Urushibura Ni catalyst

[Grignard]

is there anyone that have tryed the urushiba nickel reduction of PN2P? Could the deposited Ni after the reduction be reused after washing with acetone and HCl? Last time i was draming of this reduction the mixture smelled very amine but all i got eas a very thick red syrup, but i used a very dirty PN2P.. How is the possibillity for suksess in this raction??

[stratosphere]

the nickel could be reused by extracting the solid nickel, washing, then reforming a nickel salt.

i suppose NiS04 would form by putting it in concentrated sulphuric acid.(?)
but watch out for S02 if you use this method.

[Grignard]

Thank`s , so the percipitated Ni(s) cold not be used directly.. I dont understand the synthesis at rhodium, it say there will be two layers of water and alcohol/amine?? Is there a possibillity to over reduce the PN2P?

[stratosphere]

i don't know, but as i understand the hydrogen gets absorbed into the Ni as it gets reduced, so trying to reuse the nickel metal directly wouldn't work.

[Rhodium]

It's been done before by Ritter:

Urushibara Style Amphetamine

(https://www.thevespiary.org/rhodium/Rhodium/chemistry/amph.urushibara.html)

Amphetamine can not be reduced any further by Urushibara Nickel, at least not under the above conditions, so overreduction is not a problem (BTW, how did you arrive at the abbreviation PN2P?).

Alcohol and water are usually fully miscible, but if there are lots of salts dissolved in the water, a majority of the alcohol may separate and float on top of the aqueous salt solution. The alcoholic layer will contain almost all of the amphetamine at basic pH's, but you will ensure higher yields and a much purer product by working up as follows:

Extract the aqueous layer with diethyl ether (or equivalent) after decanting the alcoholic layer, mix it with the extract and evaporate the solvents. Dissolve the residue in 100 mL 5% HCl, wash once with 25 mL ether (discard), basify with aqueous NaOH and extract the amphetamine freebase with 3x20 mL ether, dry the solution over a little anhydrous MgSO₄, filter and evaporate to get relatively pure amphetamine freebase.

Crystallize by making either the sulfate, phosphate or oxalate salt as described elsewhere, as the hydrochloride is so  deliquescent (hygroscopic) that it's almost uncrystallizable, and it won't keep in air.

[Grignard]

Yeeees....  i think that will do it!! Thank`s everyone!

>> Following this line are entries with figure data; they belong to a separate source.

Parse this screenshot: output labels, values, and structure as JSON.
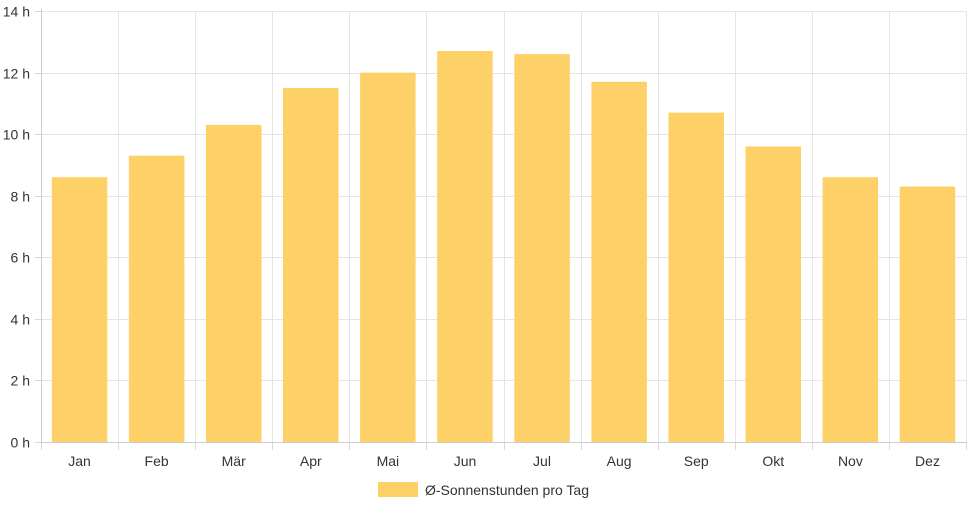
{
  "chart_data": {
    "type": "bar",
    "categories": [
      "Jan",
      "Feb",
      "Mär",
      "Apr",
      "Mai",
      "Jun",
      "Jul",
      "Aug",
      "Sep",
      "Okt",
      "Nov",
      "Dez"
    ],
    "series": [
      {
        "name": "Ø-Sonnenstunden pro Tag",
        "values": [
          8.6,
          9.3,
          10.3,
          11.5,
          12.0,
          12.7,
          12.6,
          11.7,
          10.7,
          9.6,
          8.6,
          8.3
        ],
        "color": "#fdd167"
      }
    ],
    "title": "",
    "xlabel": "",
    "ylabel": "",
    "ylim": [
      0,
      14
    ],
    "yticks": [
      0,
      2,
      4,
      6,
      8,
      10,
      12,
      14
    ],
    "y_tick_suffix": " h",
    "grid": true,
    "legend_position": "bottom"
  },
  "legend": {
    "label": "Ø-Sonnenstunden pro Tag",
    "color": "#fdd167"
  }
}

I will try to extract the alcohol layer, Could the EtOH be substituted by MeOH or isopropyl alc? I used MeOH and it seems to be ok, but there was a som minor problems with the boiling point and the heat developed by the eksothermic addition of Al to the PN2P...

[Grignard]

I keep tryin this reduction, but all i seems to get out of it is a thick red oil/tar that sticks to everything! Hvat is this shit, and why is this happening? i use MeOH as a solvent, and follow the recipe! The PN2P i light yellow and seems to be very ok.... Is there another possibility than adding NaOH after all of the Al has reacted, because it smells very very amine until i add the NaOH, after that everything smells ammonia....

[Rhodium]

Have you used Ritters procedure, together with the iumprovements suggested in

Post 464850

(Rhodium: "Urushibara Style Amphetamine", Chemistry Discourse)? If you still experience problems, you may need to distill the freebase before crystallizing it. You can distill in any fashion you like, as the sturdy freebase can be purified by either steam distillation, vacuum distillation or even distillation at atmospherical pressure (bp ~200°C iirc).

[Grignard]

I have followed ritters method and the ekstraction you described, but there is nothing in the HCl layer. I got a lot of very bad smelling red oil. In the beginning of the reduction i saw that the mix got deep red but it changed to a grey thick mass smelling amine. Is there a possibillity to destill the thick grey mass directly by steam distillation?